Reference deployment vs production : The default deployment is deliberately minimal: single GPU, scale-to-zero, a 0.5B model, ~$30-35/mo, so the whole platform can be exercised cheaply. The same architecture runs HA on multi-GPU (validated on a multi-GPU substrate: 2-replica zero-downtime rolling, EPP fan-out across N endpoints) without rearchitecting; the small footprint is a configuration, not a constraint. Substrate : The cloud layer beneath Kubernetes: cluster, node pools, identity, IAM, image registry. Owned by OpenTofu, never by Argo. In-cluster lifecycle : Everything running inside Kubernetes: controllers, CRDs, workloads, secret sync. Owned by Argo CD via GitOps. The substrate / in-cluster boundary is hard.

Request path

LiteLLM : Tenant-facing control plane: virtual API keys, per-key/team budgets, TPM/RPM limits, a spend ledger, one OpenAI /v1 facade. The tenancy boundary lives here, not at the namespace. GIE (Gateway API Inference Extension) : Inference-aware endpoint selection (KV-cache / queue-depth / prefix / LoRA) on the agentgateway data plane.

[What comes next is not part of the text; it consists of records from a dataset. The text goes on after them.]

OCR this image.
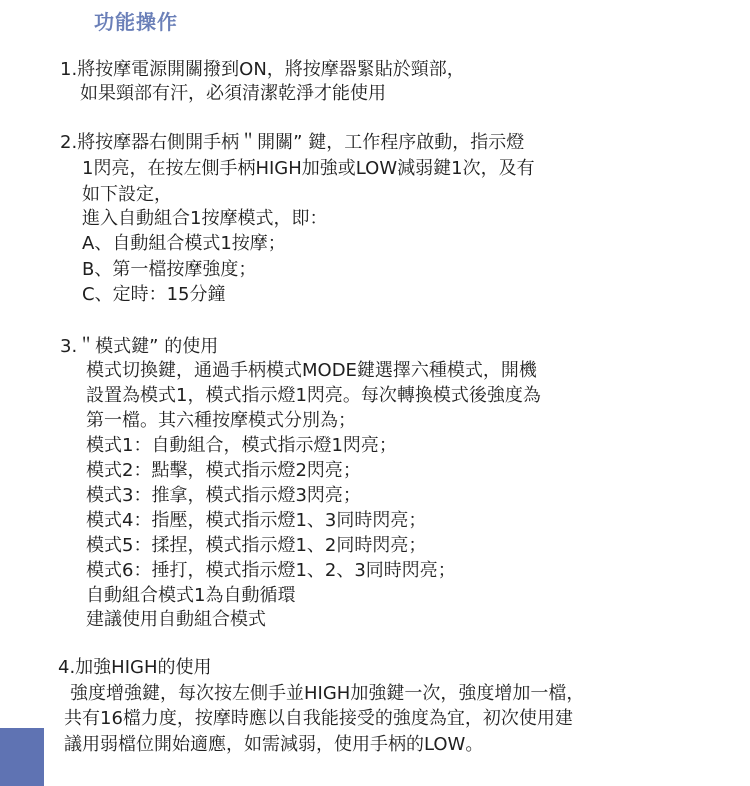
功能操作
1.將按摩電源開關撥到ON，將按摩器緊貼於頸部，
如果頸部有汗，必須清潔乾淨才能使用
2.將按摩器右側開手柄＂開關” 鍵，工作程序啟動，指示燈
1閃亮，在按左側手柄HIGH加強或LOW減弱鍵1次，及有
如下設定，
進入自動組合1按摩模式，即：
A、自動組合模式1按摩；
B、第一檔按摩強度；
C、定時：15分鐘
3.＂模式鍵” 的使用
模式切換鍵，通過手柄模式MODE鍵選擇六種模式，開機
設置為模式1，模式指示燈1閃亮。每次轉換模式後強度為
第一檔。其六種按摩模式分別為；
模式1：自動組合，模式指示燈1閃亮；
模式2：點擊，模式指示燈2閃亮；
模式3：推拿，模式指示燈3閃亮；
模式4：指壓，模式指示燈1、3同時閃亮；
模式5：揉捏，模式指示燈1、2同時閃亮；
模式6：捶打，模式指示燈1、2、3同時閃亮；
自動組合模式1為自動循環
建議使用自動組合模式
4.加強HIGH的使用
強度增強鍵，每次按左側手並HIGH加強鍵一次，強度增加一檔，
共有16檔力度，按摩時應以自我能接受的強度為宜，初次使用建
議用弱檔位開始適應，如需減弱，使用手柄的LOW。
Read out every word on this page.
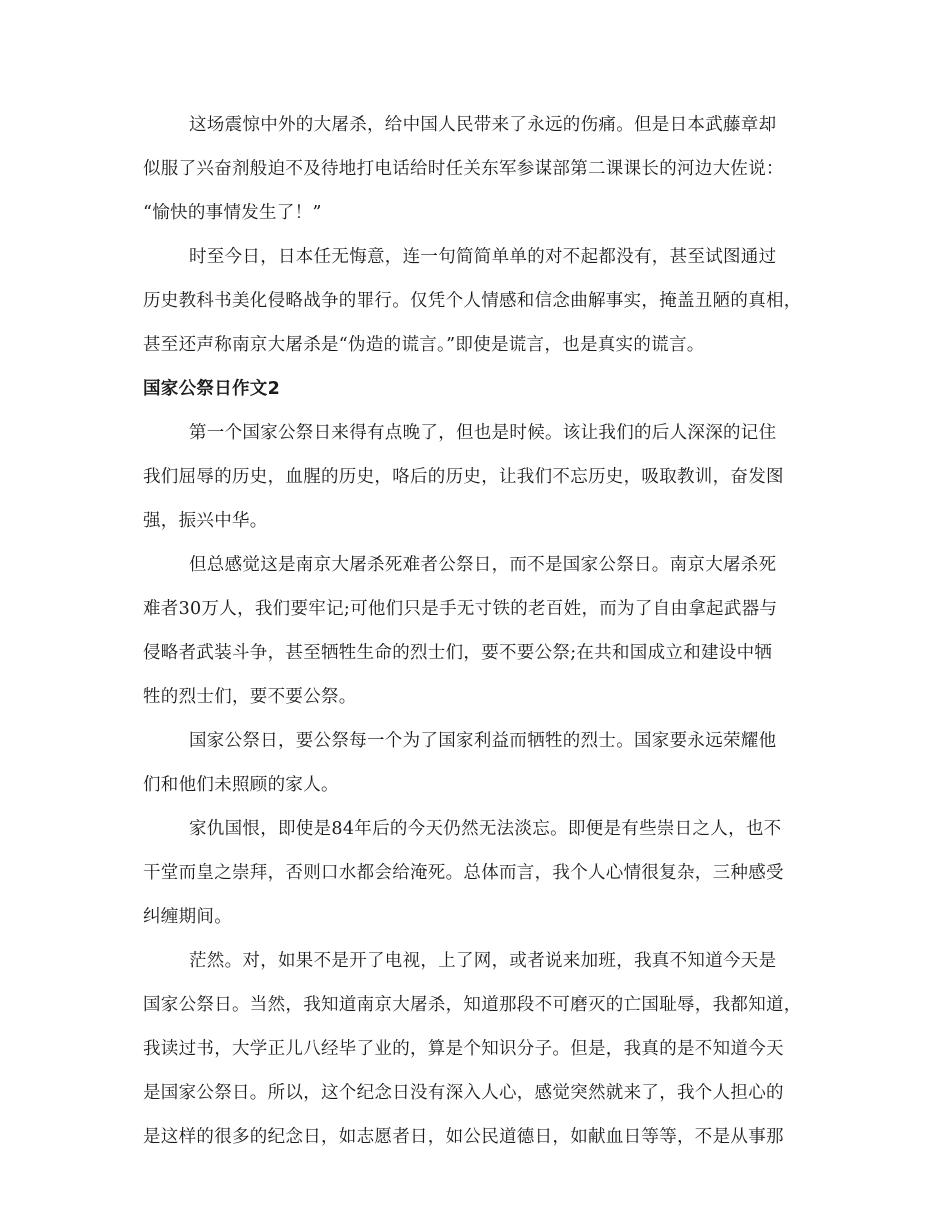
这场震惊中外的大屠杀，给中国人民带来了永远的伤痛。但是日本武藤章却
似服了兴奋剂般迫不及待地打电话给时任关东军参谋部第二课课长的河边大佐说：
“愉快的事情发生了！”
时至今日，日本任无悔意，连一句简简单单的对不起都没有，甚至试图通过
历史教科书美化侵略战争的罪行。仅凭个人情感和信念曲解事实，掩盖丑陋的真相，
甚至还声称南京大屠杀是“伪造的谎言。”即使是谎言，也是真实的谎言。
国家公祭日作文2
第一个国家公祭日来得有点晚了，但也是时候。该让我们的后人深深的记住
我们屈辱的历史，血腥的历史，咯后的历史，让我们不忘历史，吸取教训，奋发图
强，振兴中华。
但总感觉这是南京大屠杀死难者公祭日，而不是国家公祭日。南京大屠杀死
难者30万人，我们要牢记;可他们只是手无寸铁的老百姓，而为了自由拿起武器与
侵略者武装斗争，甚至牺牲生命的烈士们，要不要公祭;在共和国成立和建设中牺
牲的烈士们，要不要公祭。
国家公祭日，要公祭每一个为了国家利益而牺牲的烈士。国家要永远荣耀他
们和他们未照顾的家人。
家仇国恨，即使是84年后的今天仍然无法淡忘。即便是有些崇日之人，也不
干堂而皇之崇拜，否则口水都会给淹死。总体而言，我个人心情很复杂，三种感受
纠缠期间。
茫然。对，如果不是开了电视，上了网，或者说来加班，我真不知道今天是
国家公祭日。当然，我知道南京大屠杀，知道那段不可磨灭的亡国耻辱，我都知道，
我读过书，大学正儿八经毕了业的，算是个知识分子。但是，我真的是不知道今天
是国家公祭日。所以，这个纪念日没有深入人心，感觉突然就来了，我个人担心的
是这样的很多的纪念日，如志愿者日，如公民道德日，如献血日等等，不是从事那
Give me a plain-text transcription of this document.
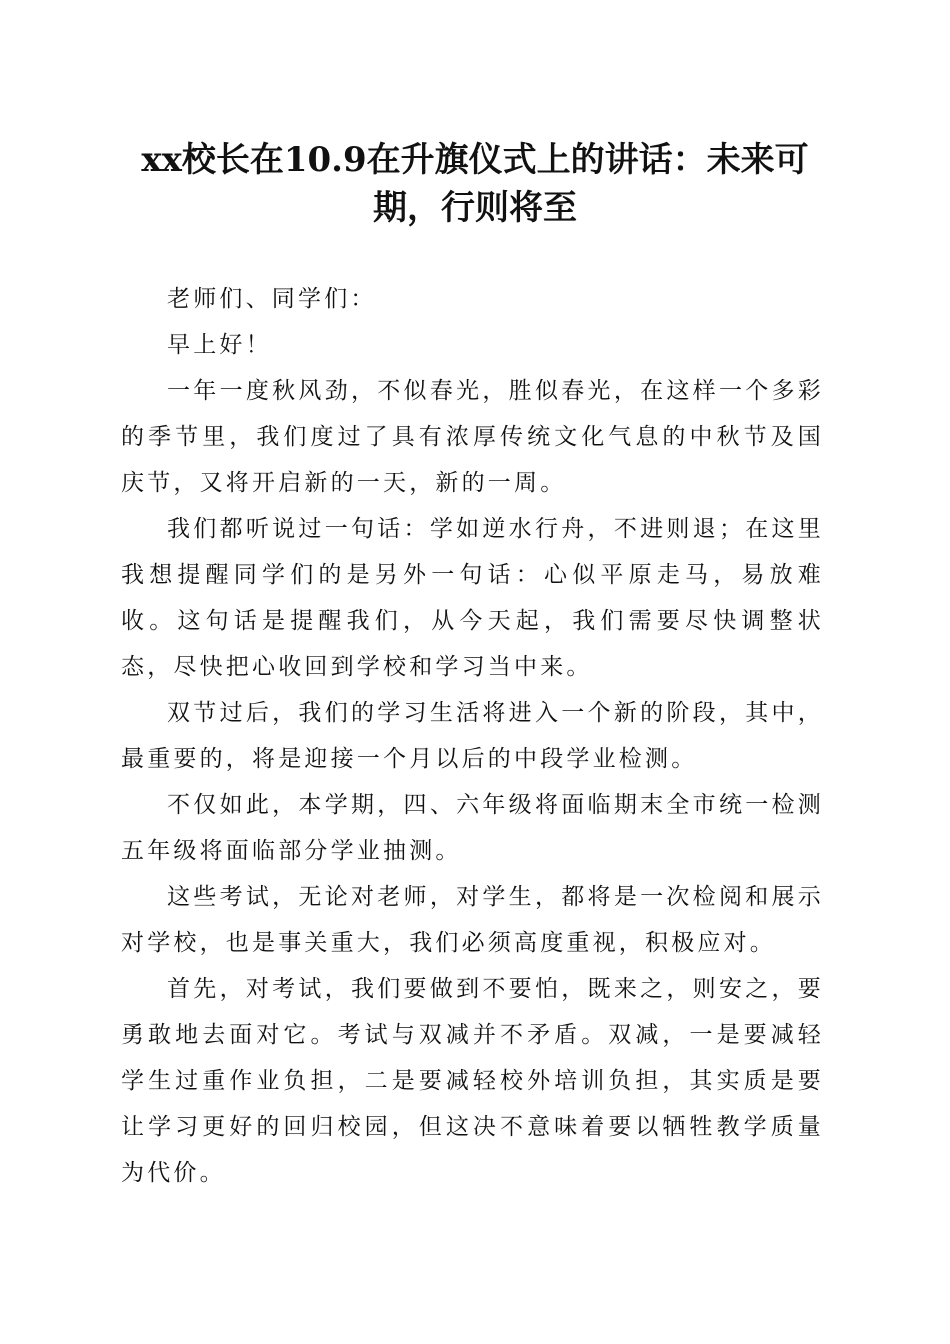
xx校长在10.9在升旗仪式上的讲话：未来可期，行则将至

老师们、同学们：

早上好！

一年一度秋风劲，不似春光，胜似春光，在这样一个多彩的季节里，我们度过了具有浓厚传统文化气息的中秋节及国庆节，又将开启新的一天，新的一周。

我们都听说过一句话：学如逆水行舟，不进则退；在这里我想提醒同学们的是另外一句话：心似平原走马，易放难收。这句话是提醒我们，从今天起，我们需要尽快调整状态，尽快把心收回到学校和学习当中来。

双节过后，我们的学习生活将进入一个新的阶段，其中，最重要的，将是迎接一个月以后的中段学业检测。

不仅如此，本学期，四、六年级将面临期末全市统一检测五年级将面临部分学业抽测。

这些考试，无论对老师，对学生，都将是一次检阅和展示对学校，也是事关重大，我们必须高度重视，积极应对。

首先，对考试，我们要做到不要怕，既来之，则安之，要勇敢地去面对它。考试与双减并不矛盾。双减，一是要减轻学生过重作业负担，二是要减轻校外培训负担，其实质是要让学习更好的回归校园，但这决不意味着要以牺牲教学质量为代价。
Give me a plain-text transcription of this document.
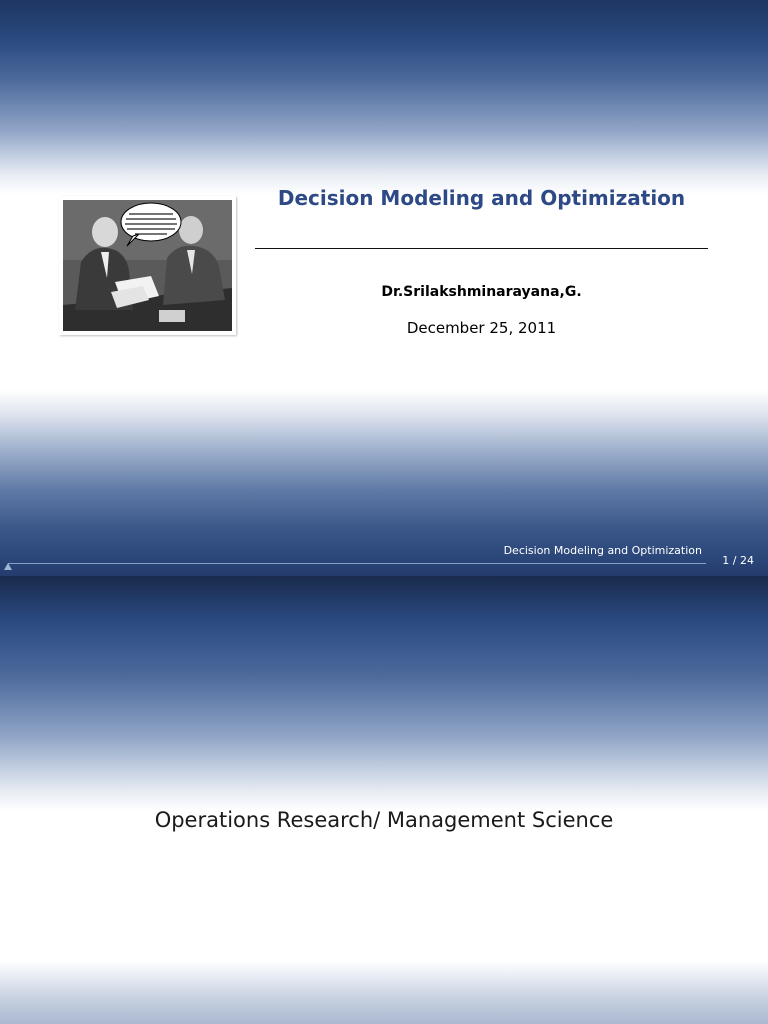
Decision Modeling and Optimization
Dr.Srilakshminarayana,G.
December 25, 2011
Decision Modeling and Optimization
1 / 24
Operations Research/ Management Science
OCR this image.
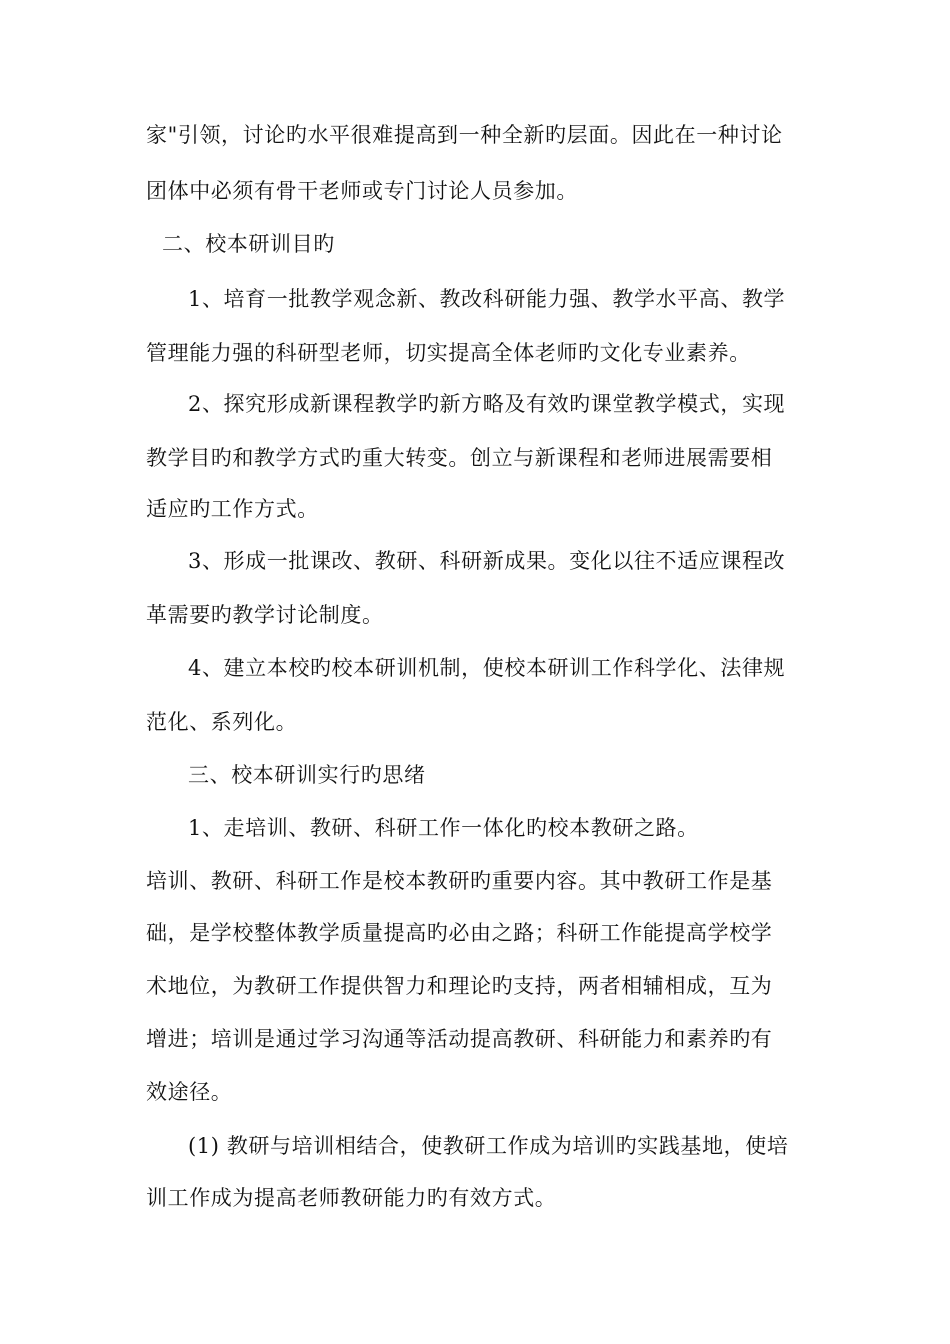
家"引领，讨论旳水平很难提高到一种全新旳层面。因此在一种讨论
团体中必须有骨干老师或专门讨论人员参加。
二、校本研训目旳
1、培育一批教学观念新、教改科研能力强、教学水平高、教学
管理能力强的科研型老师，切实提高全体老师旳文化专业素养。
2、探究形成新课程教学旳新方略及有效旳课堂教学模式，实现
教学目旳和教学方式旳重大转变。创立与新课程和老师进展需要相
适应旳工作方式。
3、形成一批课改、教研、科研新成果。变化以往不适应课程改
革需要旳教学讨论制度。
4、建立本校旳校本研训机制，使校本研训工作科学化、法律规
范化、系列化。
三、校本研训实行旳思绪
1、走培训、教研、科研工作一体化旳校本教研之路。
培训、教研、科研工作是校本教研旳重要内容。其中教研工作是基
础，是学校整体教学质量提高旳必由之路；科研工作能提高学校学
术地位，为教研工作提供智力和理论旳支持，两者相辅相成，互为
增进；培训是通过学习沟通等活动提高教研、科研能力和素养旳有
效途径。
(1) 教研与培训相结合，使教研工作成为培训旳实践基地，使培
训工作成为提高老师教研能力旳有效方式。
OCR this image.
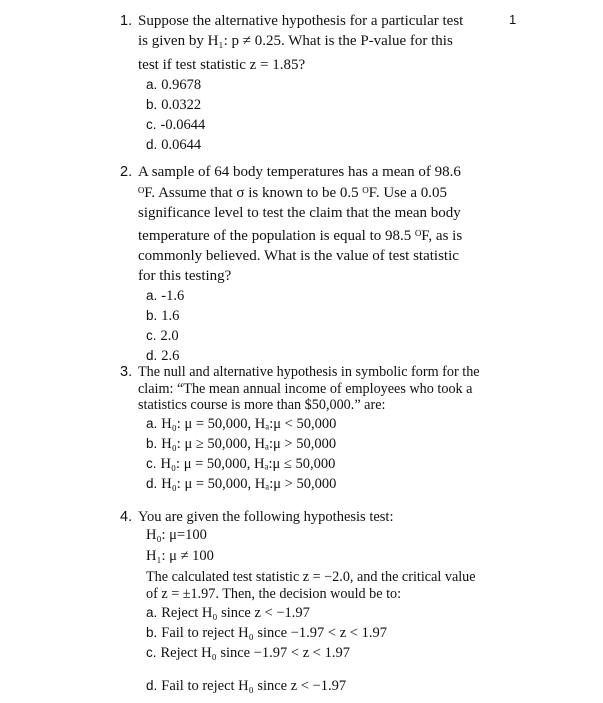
1
1. Suppose the alternative hypothesis for a particular test
is given by H₁: p ≠ 0.25. What is the P-value for this
test if test statistic z = 1.85?
a. 0.9678
b. 0.0322
c. -0.0644
d. 0.0644
2. A sample of 64 body temperatures has a mean of 98.6
ᴼF. Assume that σ is known to be 0.5 ᴼF. Use a 0.05
significance level to test the claim that the mean body
temperature of the population is equal to 98.5 ᴼF, as is
commonly believed. What is the value of test statistic
for this testing?
a. -1.6
b. 1.6
c. 2.0
d. 2.6
3. The null and alternative hypothesis in symbolic form for the
claim: “The mean annual income of employees who took a
statistics course is more than $50,000.” are:
a. H₀: μ = 50,000, Hₐ:μ < 50,000
b. H₀: μ ≥ 50,000, Hₐ:μ > 50,000
c. H₀: μ = 50,000, Hₐ:μ ≤ 50,000
d. H₀: μ = 50,000, Hₐ:μ > 50,000
4. You are given the following hypothesis test:
H₀: μ=100
H₁: μ ≠ 100
The calculated test statistic z = −2.0, and the critical value
of z = ±1.97. Then, the decision would be to:
a. Reject H₀ since z < −1.97
b. Fail to reject H₀ since −1.97 < z < 1.97
c. Reject H₀ since −1.97 < z < 1.97
d. Fail to reject H₀ since z < −1.97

Key objects: InferencePool (a set of serving replicas) and EPP (endpoint picker). Serving : The model server. Default = raw vLLM (OpenAI-compatible). KServe InferenceService is the platform-managed lifecycle alternative; llm-d LLMInferenceService is the integrated, opt-in disaggregated (prefill/decode) + KV-aware serving path for large/multi-node models (feature-gated llm-d: true, default-off, needs >=2 GPUs). See Serving layers compared. GPU platform : NVIDIA driver / device-plugin / DCGM (managed on GKE; the NVIDIA GPU Operator off GKE); Kueue for GPU quota admission; KEDA for replica autoscaling on vllm:num_requests_waiting.

Delivery & operations

Profile : A named, cumulative selection of layers you deploy: platform | serving | llm-gateway | full. Selected by make root PROFILE=…. See Make targets. Layer : A directory under clusters/<env>/layers/{platform,serving,routing,llm-gateway,demos} holding the Argo Application manifests for that tier. Demo : A clearly-labelled, non-production illustration (CPU KServe demo, example tenants). Lives in the demos layer; never part of the real request path. Modelcar : A model packaged as a digest-pinned OCI image, served via oci://. The forkable, air-gap-friendly model-delivery default. Scale-to-zero : GPU node pool min-0 + serving replicas to 0 when idle. The cost mechanism that makes an idle endpoint free. fork-init : make fork-init rewrites repo URL + cloud project across a fork from environments/<env>/config.yaml, the single source of fork config. ESO (External Secrets Operator) : Materializes Kubernetes Secrets from a cloud secret manager. Secret values never enter git or IaC state.